Let $ f_1$ , $ f_2$ be totally multiplicative functions with $ |f_i(n)| \leq 1$ . Show that for Re$ (s)> 1$ , $ $ \left(\sum_{n \geq 1} n^{-s} \left(\sum_{d \mid n} f_1(d) \right)\left(\sum_{d \mid n} f_2(d) \right) \right) \left(\sum_{n \geq 1} n^{-2s} f_1(n)f_2(n) \right)$ $ $ $ = \zeta(s)\left(\sum_{n \geq 1} n^{-s} f_1(n) \right)\left(\sum_{n \geq 1} n^{-s} f_2(n) \right)\left(\sum_{n \geq 1} n^{-s} f_1(n)f_2(n) \right).$ $

This contains Ramanujan’s $ \sum n^{-s} \sigma_a(n)\sigma_b(n) = \frac{\zeta(s)\zeta(s-a)\zeta(s-b)\zeta(s-a-b)}{\zeta(2s-a-b)}$ as a special case.

I would like to know if there’s a simpler proof of the above general result other than what I did.

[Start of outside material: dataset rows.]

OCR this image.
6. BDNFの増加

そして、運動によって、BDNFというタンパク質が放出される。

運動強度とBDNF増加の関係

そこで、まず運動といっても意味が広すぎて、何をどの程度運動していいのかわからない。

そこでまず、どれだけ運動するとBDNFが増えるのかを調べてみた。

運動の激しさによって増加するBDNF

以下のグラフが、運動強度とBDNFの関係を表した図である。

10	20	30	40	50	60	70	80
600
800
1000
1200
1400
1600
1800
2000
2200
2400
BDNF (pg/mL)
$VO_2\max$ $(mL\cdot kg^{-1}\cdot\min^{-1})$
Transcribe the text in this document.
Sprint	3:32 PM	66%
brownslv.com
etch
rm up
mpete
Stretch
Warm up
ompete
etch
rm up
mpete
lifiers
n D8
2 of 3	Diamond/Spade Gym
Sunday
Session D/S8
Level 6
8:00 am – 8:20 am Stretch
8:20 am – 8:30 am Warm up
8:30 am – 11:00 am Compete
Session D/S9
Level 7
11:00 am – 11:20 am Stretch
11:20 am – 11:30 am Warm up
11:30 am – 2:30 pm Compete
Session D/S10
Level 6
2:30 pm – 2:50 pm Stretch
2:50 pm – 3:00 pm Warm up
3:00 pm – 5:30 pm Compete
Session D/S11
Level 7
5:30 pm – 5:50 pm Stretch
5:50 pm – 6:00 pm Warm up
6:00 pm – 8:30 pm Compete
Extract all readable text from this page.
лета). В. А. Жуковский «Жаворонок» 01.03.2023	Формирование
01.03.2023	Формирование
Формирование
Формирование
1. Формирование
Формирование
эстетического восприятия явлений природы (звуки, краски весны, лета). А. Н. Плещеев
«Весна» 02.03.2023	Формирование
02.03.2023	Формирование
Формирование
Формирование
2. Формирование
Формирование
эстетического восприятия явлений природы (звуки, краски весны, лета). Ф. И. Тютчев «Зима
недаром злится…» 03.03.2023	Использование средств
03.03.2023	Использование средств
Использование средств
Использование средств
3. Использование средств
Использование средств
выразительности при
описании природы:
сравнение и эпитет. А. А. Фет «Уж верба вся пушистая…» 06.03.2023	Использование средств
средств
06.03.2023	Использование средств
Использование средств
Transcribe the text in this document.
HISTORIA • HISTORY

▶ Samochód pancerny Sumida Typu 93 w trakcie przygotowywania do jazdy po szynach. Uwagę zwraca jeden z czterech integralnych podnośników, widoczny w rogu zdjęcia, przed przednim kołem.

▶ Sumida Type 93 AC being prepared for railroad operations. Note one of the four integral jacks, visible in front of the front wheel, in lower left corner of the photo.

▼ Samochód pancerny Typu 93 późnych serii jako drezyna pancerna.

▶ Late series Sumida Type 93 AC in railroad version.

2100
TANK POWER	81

After some manipulation, the LHS is $ $ \sum_{n \geq 1} n^{-s} \sum_{d^2 \mid n} \left(\sum_{e \ d \mid e \mid \frac{n}{d}} f_1(e)\right)\left(\sum_{e \ d \mid e \mid \frac{n}{d}} f_2(e)\right).$ $

After some manipulation, the RHS is $ $ \sum_{n \geq 1} n^{-s} \sum_{d \mid n} f_2\left(\frac{n}{d}\right)\left(\sum_{e \mid d} f_1(e) \right)\left(\sum_{e \mid \frac{n}{d}} f_1(e) \right).$ $

I was unable to show directly that these coefficients matched up, so using the fact that both sides are multiplicative functions of $ n$ (the convolution of (totally) multiplicative functions is multiplicative), I checked that both sides matched on prime powers. This was straightforward, but tedious.

Is there a simpler way?

I was also unable to get anywhere by looking at the Euler products.

Written with convolution notation, $ f*g(n) := \sum_{d \mid n} f(d)g \left(\frac{n}{d} \right)$ , the identity is the following complicated thing.

$ $ \left((f_1 * 1)(f_2 * 1) \right) * (f_1 \circ \sqrt{.})(f_2 \circ \sqrt{.})1_{n \ \text{-square}} = 1 * f_1 * f_2 * f_1f_2.$ $

Perhaps $ f_i^{-1}= \mu f_i$ might be helpful here.

At the very least, it would be nice if someone could point me in the direction of simple proofs of Ramanujan’s identity above. (I verified that also by looking at prime powers, and it wasn’t very insightful.)